# Wasserstein Generative Adversarial Networks (@ ICML 2017)

### Martin Arjovsky, Soumith Chintala, Léon Bottou

The [[roam:f-GANs]] generalizes GANs by optimizing arbitrary f-divergences.
However, since the f-divergence involves $q$ in the denominator, they can
be numerically unstable when the support of $q$ does not cover the support
of $p$ (i.e., $q$ assigns very low or zero probability to a sample from $p$).

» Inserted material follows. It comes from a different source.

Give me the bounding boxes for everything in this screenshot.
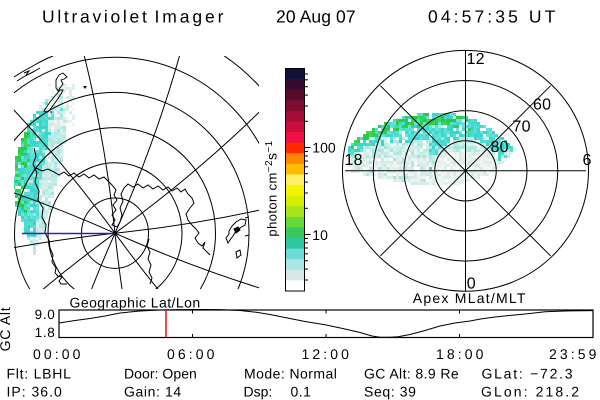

This paper solves this problem by using the Wasserstein (a.k.a. earth mover's) distance
between $p$ and $q$.
If $p$ is our target distribution, and $q$ is the current distribution given by our
generator, this distance will estimate how much do we need to move the density assigned
by $q$ to points such that it matches $p$.
This movement can be encoded by a joint distribution.
Suppose $\Pi(p, q)$ is the set of all joint distributions
of pairs of $x$ such that the marginals match $p(x)$ and $q(x)$.
Intuitively, given some $x$, its density $p(x)$ must entirely "come" from somewhere in $q$.
The EMD is the least amount of movement necessary, and is defined as:

\( EMD(p, q) = \inf_{\gamma \sim \Pi(p, q)} \mathbb{E}_{(x, y) \sim \gamma} ||x - y||_1 \)

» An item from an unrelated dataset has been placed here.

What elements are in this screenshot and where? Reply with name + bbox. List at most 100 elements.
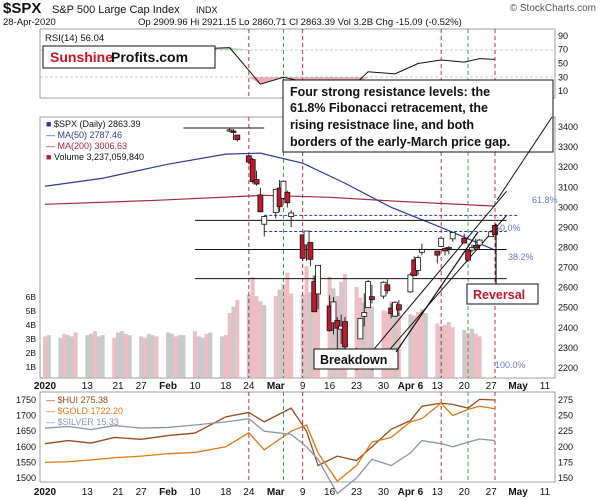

How to use this? Again, as in the f-GAN, using the original EMD is tricky.
Instead, we can use the equivalent Kantorovich-Rubinstein dual:

\( EMD(p, q) = \sup_{f} \mathbb{E}_{x \sim p} f(x) - \mathbb{E}_{x \sim q} f(x) \)

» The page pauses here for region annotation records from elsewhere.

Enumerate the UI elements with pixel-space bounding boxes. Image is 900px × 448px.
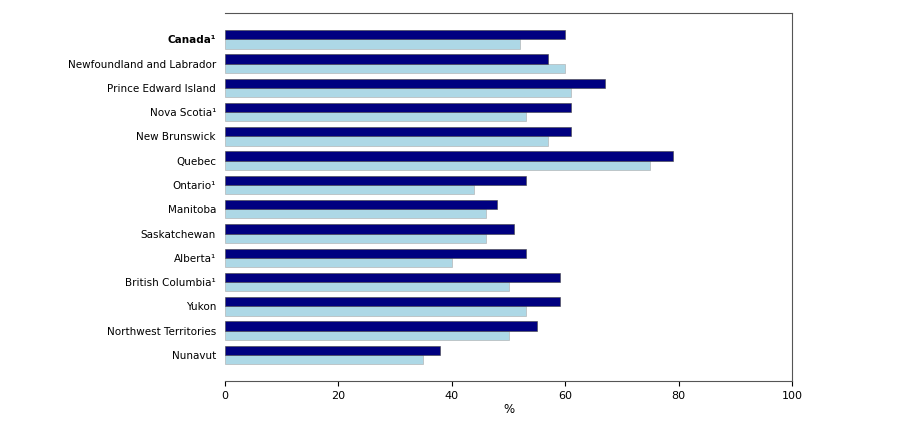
- Bar: [225, 151, 673, 161]
- Bar: [225, 306, 526, 315]
- Bar: [225, 88, 571, 97]
- Bar: [225, 321, 536, 331]
- Bar: [225, 273, 560, 282]
- Bar: [225, 30, 565, 39]
- Bar: [225, 137, 548, 146]
- Bar: [225, 64, 565, 73]
- Bar: [225, 355, 423, 364]
- Bar: [225, 176, 526, 185]
- Bar: [225, 282, 508, 291]
- Bar: [225, 224, 514, 233]
- Bar: [225, 127, 571, 137]
- Bar: [225, 54, 548, 64]
- Bar: [225, 209, 486, 219]
- Bar: [225, 79, 605, 88]
- X-axis label: %: %: [503, 403, 514, 416]
- Bar: [225, 185, 474, 194]
- Bar: [225, 297, 560, 306]
- Bar: [225, 346, 440, 355]
- Bar: [225, 103, 571, 112]
- Bar: [225, 233, 486, 243]
- Bar: [225, 258, 452, 267]
- Bar: [225, 331, 508, 340]
- Bar: [225, 112, 526, 121]
- Bar: [225, 200, 497, 209]
- Bar: [225, 39, 520, 48]
- Bar: [225, 161, 650, 170]
- Bar: [225, 249, 526, 258]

Where $f$ is constrained to be 1-Lipschitz continuous. Again, by magic, all this involves is sampling from $p$
(the training set) and $q$ (the generator), and evaluating $f$ (the "discriminator", which wants to assign
high value to samples from $p$ and low value to samples from $q$). This, again, gives a min-max objective:
EMD is computed by maximizing over $f$, but we want to minimize the EMD, which implies an outer loop.

The paper includes some tricks to implement the Lipschitz constraint.